BUILDING CORE STRENGTH.
Building your core strength isn’t about doing just crunches.
If you’ve ever been told to “do more crunches” to strengthen your core, you’re not alone.
Crunches have long been seen as the go-to abdominal exercise. But in reality, they are not the most effective and for many people with back pain, neck tension, or poor posture, they can actually make symptoms worse.
At JY Exercise Physiology, I teach people how to build real, functional core strength without ever doing a single crunch.
Because your core is not just about your abs.
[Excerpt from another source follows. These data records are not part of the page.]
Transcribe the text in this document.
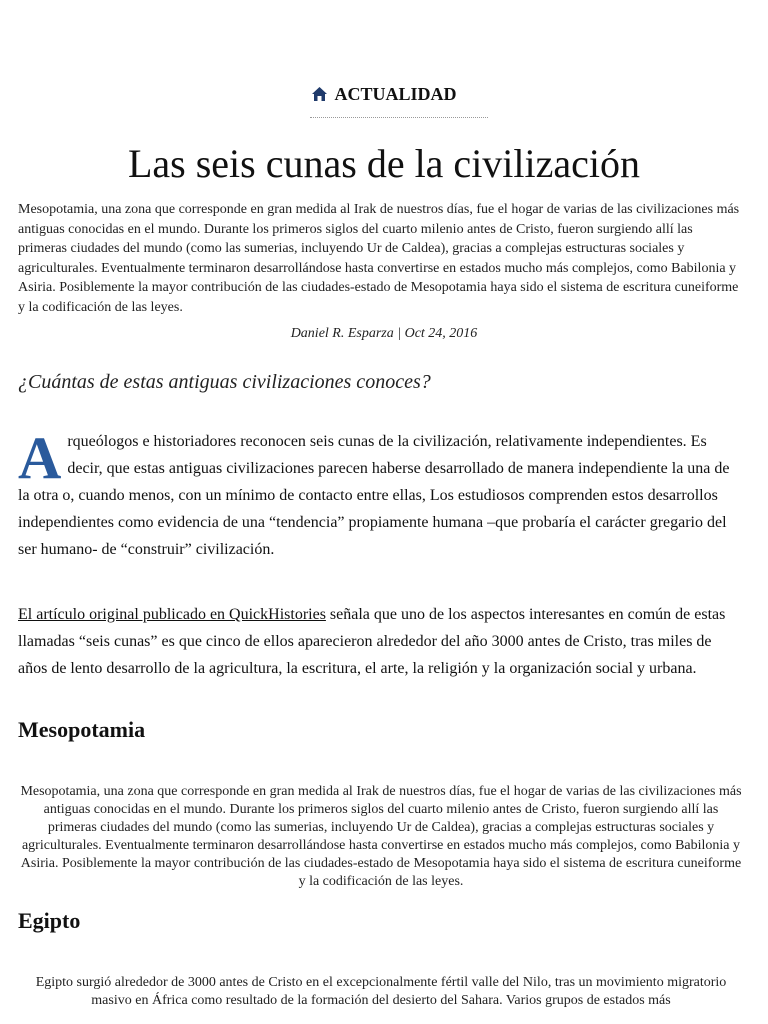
ACTUALIDAD
Las seis cunas de la civilización

Mesopotamia, una zona que corresponde en gran medida al Irak de nuestros días, fue el hogar de varias de las civilizaciones más antiguas conocidas en el mundo. Durante los primeros siglos del cuarto milenio antes de Cristo, fueron surgiendo allí las primeras ciudades del mundo (como las sumerias, incluyendo Ur de Caldea), gracias a complejas estructuras sociales y agriculturales. Eventualmente terminaron desarrollándose hasta convertirse en estados mucho más complejos, como Babilonia y Asiria. Posiblemente la mayor contribución de las ciudades-estado de Mesopotamia haya sido el sistema de escritura cuneiforme y la codificación de las leyes.

Daniel R. Esparza | Oct 24, 2016

¿Cuántas de estas antiguas civilizaciones conoces?

Arqueólogos e historiadores reconocen seis cunas de la civilización, relativamente independientes. Es decir, que estas antiguas civilizaciones parecen haberse desarrollado de manera independiente la una de la otra o, cuando menos, con un mínimo de contacto entre ellas, Los estudiosos comprenden estos desarrollos independientes como evidencia de una “tendencia” propiamente humana –que probaría el carácter gregario del ser humano- de “construir” civilización.

El artículo original publicado en QuickHistories señala que uno de los aspectos interesantes en común de estas llamadas “seis cunas” es que cinco de ellos aparecieron alrededor del año 3000 antes de Cristo, tras miles de años de lento desarrollo de la agricultura, la escritura, el arte, la religión y la organización social y urbana.

Mesopotamia

Mesopotamia, una zona que corresponde en gran medida al Irak de nuestros días, fue el hogar de varias de las civilizaciones más antiguas conocidas en el mundo. Durante los primeros siglos del cuarto milenio antes de Cristo, fueron surgiendo allí las primeras ciudades del mundo (como las sumerias, incluyendo Ur de Caldea), gracias a complejas estructuras sociales y agriculturales. Eventualmente terminaron desarrollándose hasta convertirse en estados mucho más complejos, como Babilonia y Asiria. Posiblemente la mayor contribución de las ciudades-estado de Mesopotamia haya sido el sistema de escritura cuneiforme y la codificación de las leyes.

Egipto

Egipto surgió alrededor de 3000 antes de Cristo en el excepcionalmente fértil valle del Nilo, tras un movimiento migratorio masivo en África como resultado de la formación del desierto del Sahara. Varios grupos de estados más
It’s about how well your body stabilises, transfers force, and protects your spine during everyday movement.
What Is Your “Core” Really ?
Your core includes much more than the front abdominal muscles.
It involves:
Deep abdominal muscles (transversus abdominis)
Obliques (side abdominals)
Lower back muscles
Glutes
Diaphragm
Pelvic floor
These muscles work together to support your spine when you:
Walk
Lift
Carry
Sit
Bend
Exercise
Core strength is about control and endurance, not repetitive bending of the spine.
Why Crunches Are Not Ideal for Many People
Crunches involve repeated spinal flexion (bending forward), which can:
Irritate the lower back
Strain the neck
Reinforce poor posture
Fail to train the core in a functional way
They also don’t teach your core how to stabilise during real-life activities.
This is why many people do hundreds of crunches and still have back pain or feel “weak” through their trunk.
The Exercise Physiology Approach to Core Strength
I focus on teaching the core to:
Resist movement, not create it.
This builds strength that protects your spine during daily tasks and exercise.
Safe and Effective Core Exercises (No Crunches)
1. Dead Bugs
Lie on your back, arms and legs raised
Slowly lower opposite arm and leg
Keep lower back gently pressed into the floor
This teaches deep abdominal control.
2. Bird Dogs
On hands and knees
Extend opposite arm and leg
Keep hips and shoulders level
Improves spinal stability and balance.
3. Glute Bridges
Lie on back, knees bent
Lift hips upward
Squeeze glutes at the top
Strengthens glutes and supports the lower back.
4. Side Planks
Support body on one forearm and feet
Keep body straight
Targets obliques and lateral core stability.
5. Pallof Press (with band)
Stand holding a resistance band
Press arms straight out
Resist rotation
Excellent for teaching the core to resist twisting forces.
6. Farmer’s Carries
Hold weights at your sides
Walk slowly and upright
Trains real-world core stability.
7. Squats and Split Squats
These are powerful core exercises because your trunk must stabilise while your legs move.
Who Benefits Most from Crunch-Free Core Training ?
This approach is ideal for people with:
Lower back pain
Neck tension
Poor posture from desk work
Previous spinal injuries
Hip and pelvic instability
Post-pregnancy core weakness
Beginners starting exercise safely
Signs Your Core Needs Strengthening
Lower back tightness after standing or walking
Poor balance
Slouched posture
Difficulty lifting or carrying
Feeling unstable during movement
How Exercise Physiology Helps Build Core Strength Safely
At JY Exercise Physiology in Upper Mount Gravatt, I assess:
Your posture
Movement patterns
Strength imbalances
Back and hip control
Then design a personalised program that builds core strength safely and progressively. I work with clients under private health, Medicare, DVA, WorkCover QLD, and NDIS.
You don’t need crunches to build a strong core. You need exercises that teach your body to stabilise, protect your spine, and support movement. That’s what real core strength looks like.